The selling price of the vacuum cleaner is $89.99.
We don't have the cost price, so we can't calculate the exact markup. However, we're given that the markup percentage is 35%.
Therefore, the percent markup based on selling price is:
35 %
(b) To find the percent markup based on selling price of the vacuum cleaner and policy combination, we need to calculate the difference between the selling price and the cost price of the combination, and then express it as a percentage of the selling price.
We know that the retailer pays $1.70 to the insurance company for each product replacement policy sold, but we don't know the cost price of the vacuum cleaner.
Without the cost price, we can't calculate the markup percentage for the combination.
Therefore, we cannot determine the percent markup based on selling price of the vacuum cleaner and policy combination without more information.
(c) To find the additional "markup dollars" made by offering the policy, we need to calculate the number of vacuum cleaners sold with the policy and then multiply it by the cost price of the policy.
We're told that 40% of the vacuum cleaners are sold with the insurance policy.
Therefore, the number of vacuum cleaners sold with the policy is:
40% of 6,000 = 0.40 * 6,000 = 2,400
We're also told that the cost price of the insurance policy is $7.99.
Therefore, the additional "markup dollars" made by offering the policy is:
2,400 * $7.99 = $19,176
So, $19,176 were made by offering the policy as additional "markup dollars".

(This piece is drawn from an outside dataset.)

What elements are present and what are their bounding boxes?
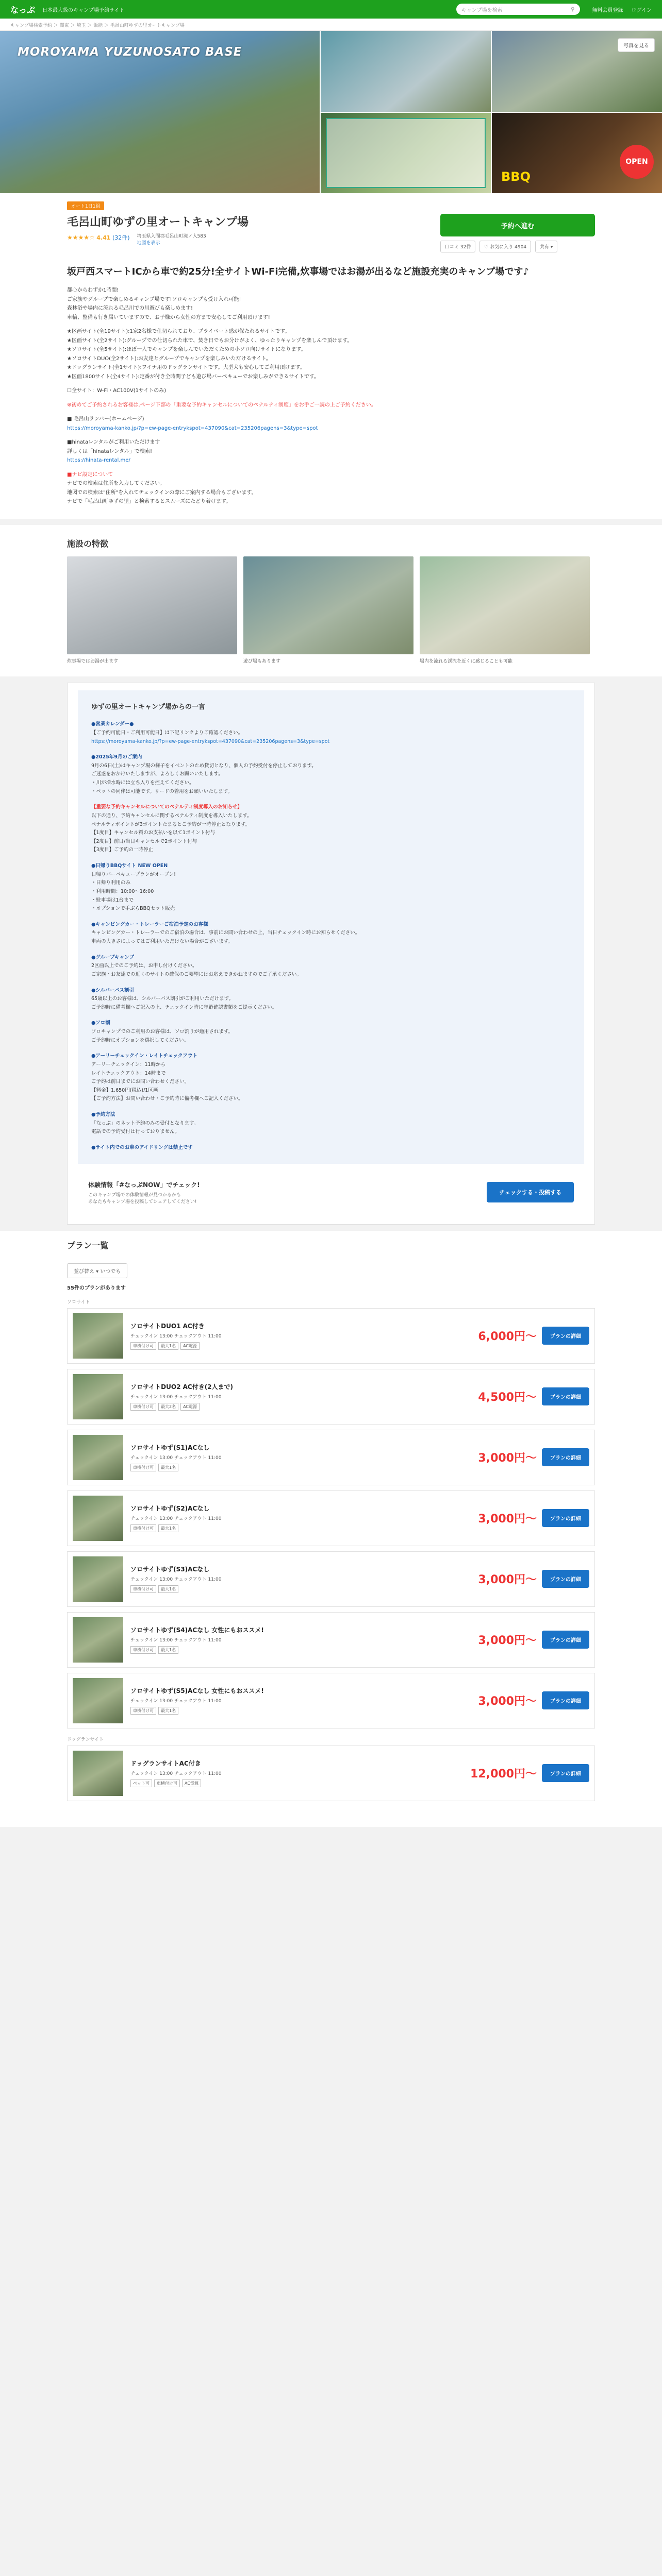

To answer part (a) of the question, we need to know the cost price of the vacuum cleaner. Unfortunately, the information provided in the ad does not include the cost price. Without the cost price, it is not possible to calculate the percent markup based on the selling price.
To answer part (b) of the question, we need to know the markup amount for the vacuum cleaner and policy combination. This information is not given in the ad.
To answer part (c) of the question, we need to know the profit margin or markup percentage of the vacuum cleaner and the number of vacuum cleaners sold. Without this information, we cannot calculate the additional "markup dollars" made by offering the policy.
Based on the information provided in the ad, it is not possible to answer all the questions asked.